A Foul Wind
Hunter Publishers, $24.95 pb, 104 pp
The Book of Falling
Upswell, $24.99 pb, 112 pp
'The song of null land'
In a world both foul and fallen, where delusion, death, and unassailable Dummheit seem to wait on every corner, what can poetry do that warrants our rapt attention more than every other kind of distraction? Justin Clemens voiced the common lament when he wrote, ‘No-one reads poetry anymore, there being not enough time and more exciting entertainments out there.’ The issue, he said, is ‘a materialist problem that has always proven fundamental for poets: how to compose something that, by its own mere affective powers alone, will continue to be read or recited’ (‘Being Caught dead’, Overland, 202, 2011). That clinches the dilemma rather well. And yet, entertainment or not – and effective or not in their affective power – poetry collections seem to endure as a place, of Lilliputian dimensions, to encounter other worlds and world views.

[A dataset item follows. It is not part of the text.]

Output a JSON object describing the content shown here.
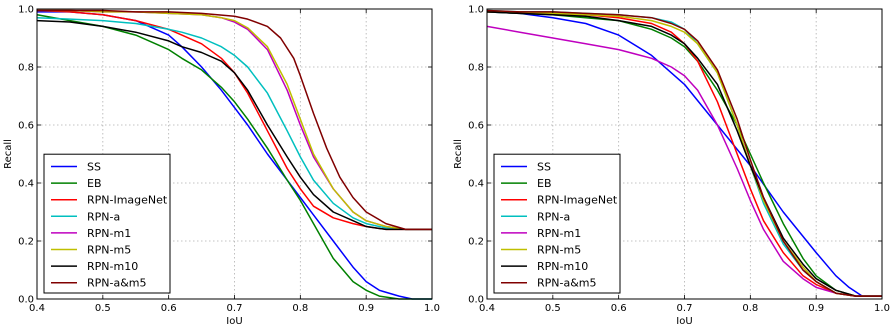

A Foul Wind traces its lineage back to a hermetic Occitan troubadour, Arnaut Daniel, whose provocative poem ‘Pus Raimons e Truc Malecx’ reads in part (the translation is unattributed), ‘Cos the trumpet’s crude and hairy / And the swamp it hides is dark’. This poem, Giorgio Agamben suggests in The End of the Poem (1999), ‘transforms a sexual prank into a poetic query’, with a trope that seems to doubly signify the anus and a break with metrical norms. Dante referred to Daniel as il miglior fabbro, the better maker. Clemens’s genre-blending fluency is likewise highly artful, formidably energetic, and incessantly coded. Some readers will relish digging up the source codes and spotting the compulsive transformations (‘Hombre Wail, / Sea Moan’s brother’, ‘Punk Fraud’, ‘Lacky’, ‘Thus Spuke Zerothruster’). Others will enjoy the Beckettian nihilist exuberance and its self-reflexive, rollicking disorder and muck:
i put me trumpet to me lips and blow
much like roland at roncevalles
but this is not navarre & there’s no Charlemagne
to send belated aid: there’s only champagne
& abominations breeding like the cane toads of Outremer
flowering to deliquescent pustules in fading night
(‘the song of null land’)
Do not endure the enteritis of elocutionary ordure
a voice brayed suddenly through the half-light of the hall.